Petty Officer Warren Carara left the quarterdeck to help the 80-pound, elderly woman board his ship. Across the tiny woman's shoulders was a long pole with all her worldly possessions suspended at each end. At first she resisted his attempts at helping because the communists had told her that the Americans would take her possessions from her before they raped her and threw her to the sharks. Despite the language barrier, something in the Sailor's eyes convinced her that he meant no harm, so the woman relinquished her burden to the American. To the great delight of his shipmates watching from the rails of the ship, Carara—though physically fit at 185 pounds—struggled with the woman's load as he returned to the quarterdeck.
The year was 1954, long before Vietnam had become the all-consuming affair that would rivet and divide the American people for more than a decade. Petty Officer Carara's ship, the USS Andromeda (AKA-15), was just one of a great many U.S. ships taking part in what had been dubbed Operation Passage to Freedom. It was an impressive logistical achievement, with more than 100 Navy and Military Sea Transportation Service (MSTS) vessels moving over 300,000 people and 88,000 tons of cargo from North to South Vietnam. But it was more than a massive sealift operation; it was a tangible symbol of the ideological struggle under way in the world at that time.

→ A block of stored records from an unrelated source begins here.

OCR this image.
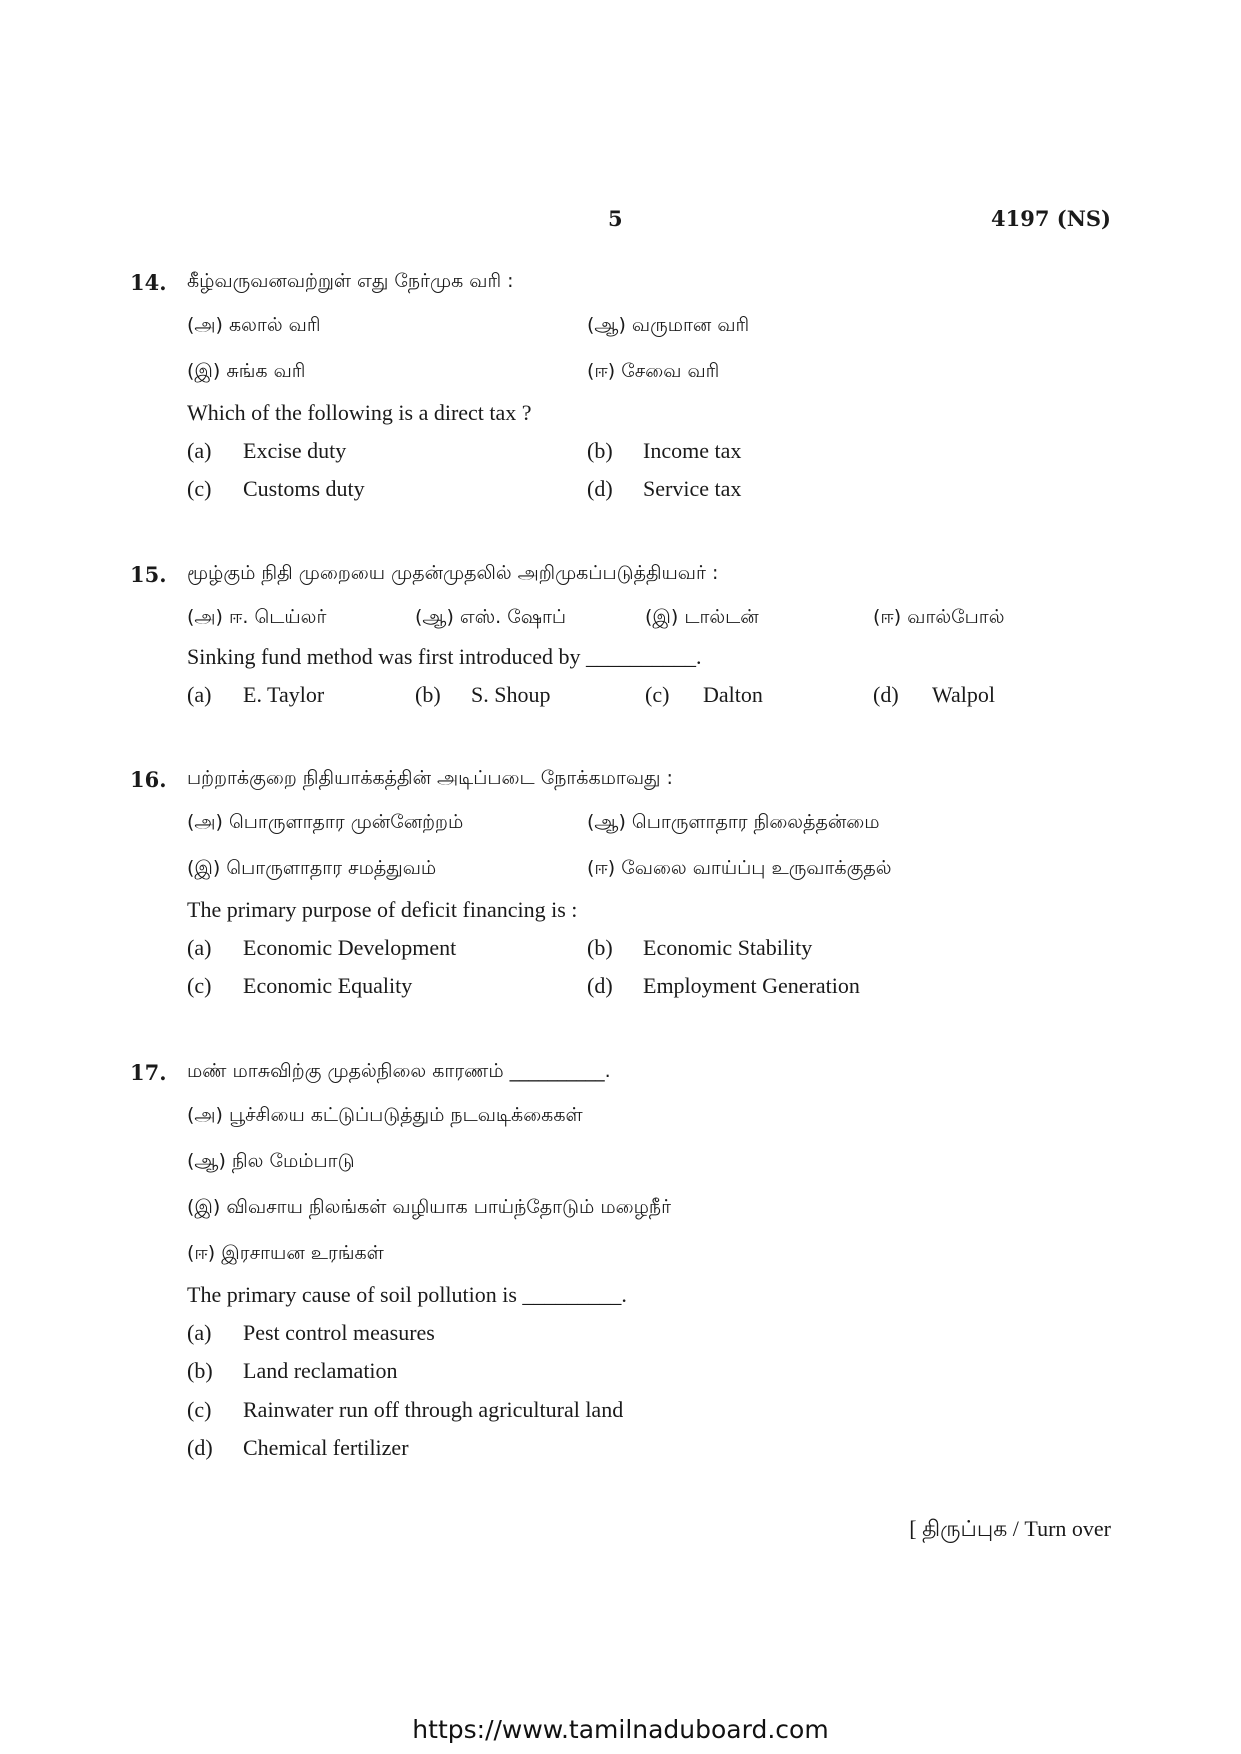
5	4197 (NS)
14. கீழ்வருவனவற்றுள் எது நேர்முக வரி :
(அ) கலால் வரி	(ஆ) வருமான வரி
(இ) சுங்க வரி	(ஈ) சேவை வரி
Which of the following is a direct tax ?
(a) Excise duty	(b) Income tax
(c) Customs duty	(d) Service tax
15. மூழ்கும் நிதி முறையை முதன்முதலில் அறிமுகப்படுத்தியவர் :
(அ) ஈ. டெய்லர்	(ஆ) எஸ். ஷோப்	(இ) டால்டன்	(ஈ) வால்போல்
Sinking fund method was first introduced by __________.
(a) E. Taylor	(b) S. Shoup	(c) Dalton	(d) Walpol
16. பற்றாக்குறை நிதியாக்கத்தின் அடிப்படை நோக்கமாவது :
(அ) பொருளாதார முன்னேற்றம்	(ஆ) பொருளாதார நிலைத்தன்மை
(இ) பொருளாதார சமத்துவம்	(ஈ) வேலை வாய்ப்பு உருவாக்குதல்
The primary purpose of deficit financing is :
(a) Economic Development	(b) Economic Stability
(c) Economic Equality	(d) Employment Generation
17. மண் மாசுவிற்கு முதல்நிலை காரணம் __________.
(அ) பூச்சியை கட்டுப்படுத்தும் நடவடிக்கைகள்
(ஆ) நில மேம்பாடு
(இ) விவசாய நிலங்கள் வழியாக பாய்ந்தோடும் மழைநீர்
(ஈ) இரசாயன உரங்கள்
The primary cause of soil pollution is _________.
(a) Pest control measures
(b) Land reclamation
(c) Rainwater run off through agricultural land
(d) Chemical fertilizer
[ திருப்புக / Turn over
https://www.tamilnaduboard.com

The operation resulted from the Geneva Accords of 1954 that had ended the French-Indochina War after the French defeat by communist forces at Dien Bien Phu. The terms of the Accords, which divided Vietnam into two parts separated at the 17th parallel of latitude, included a provision for a 300-day grace-period, during which all Vietnamese could choose where to live. They could decide on the north, which had been ceded to a regime headed by Ho Chi Minh, a charismatic nationalist who was also an avowed communist; or go south, where it was hoped democracy would flourish.
Much of the world was caught up in the growing East-West struggle that had come to be known as the Cold War. Communism and capitalist democracies vied for the hearts and minds of the undecideds of the world, and the situation in Vietnam became what one observer described as a "podiatric plebiscite," meaning "an opportunity for people to vote with their feet."
And "vote" they did! Nearly a million people fled communist rule in the north, but fewer than 50,000 went the other way. While there were some extenuations involving religion, redeployment of guerilla forces, etc., the result was undeniably an early indication that communism would never be able to survive by people's choice—a principle made more "concrete" several years later, with the appearance of the Berlin Wall.
There are many heartwarming stories told by the refugees from the north, with gratitude the central theme. Henry Do was given a Snickers candy bar by an American Sailor and to this day cannot eat one without thinking about that Sailor and the "sweet taste of freedom."
Cuong Bui writes: "My father was on one of those ships, running from the communists in 1954 . . . . In 1975, he took me on another ship. This time we ended up in America, land of the free . . . . We are very grateful to America and all of its kind people."
Warren Carara and thousands of other American Sailors were some of those "kind people," proving that weapons are not the only means of serving a noble cause.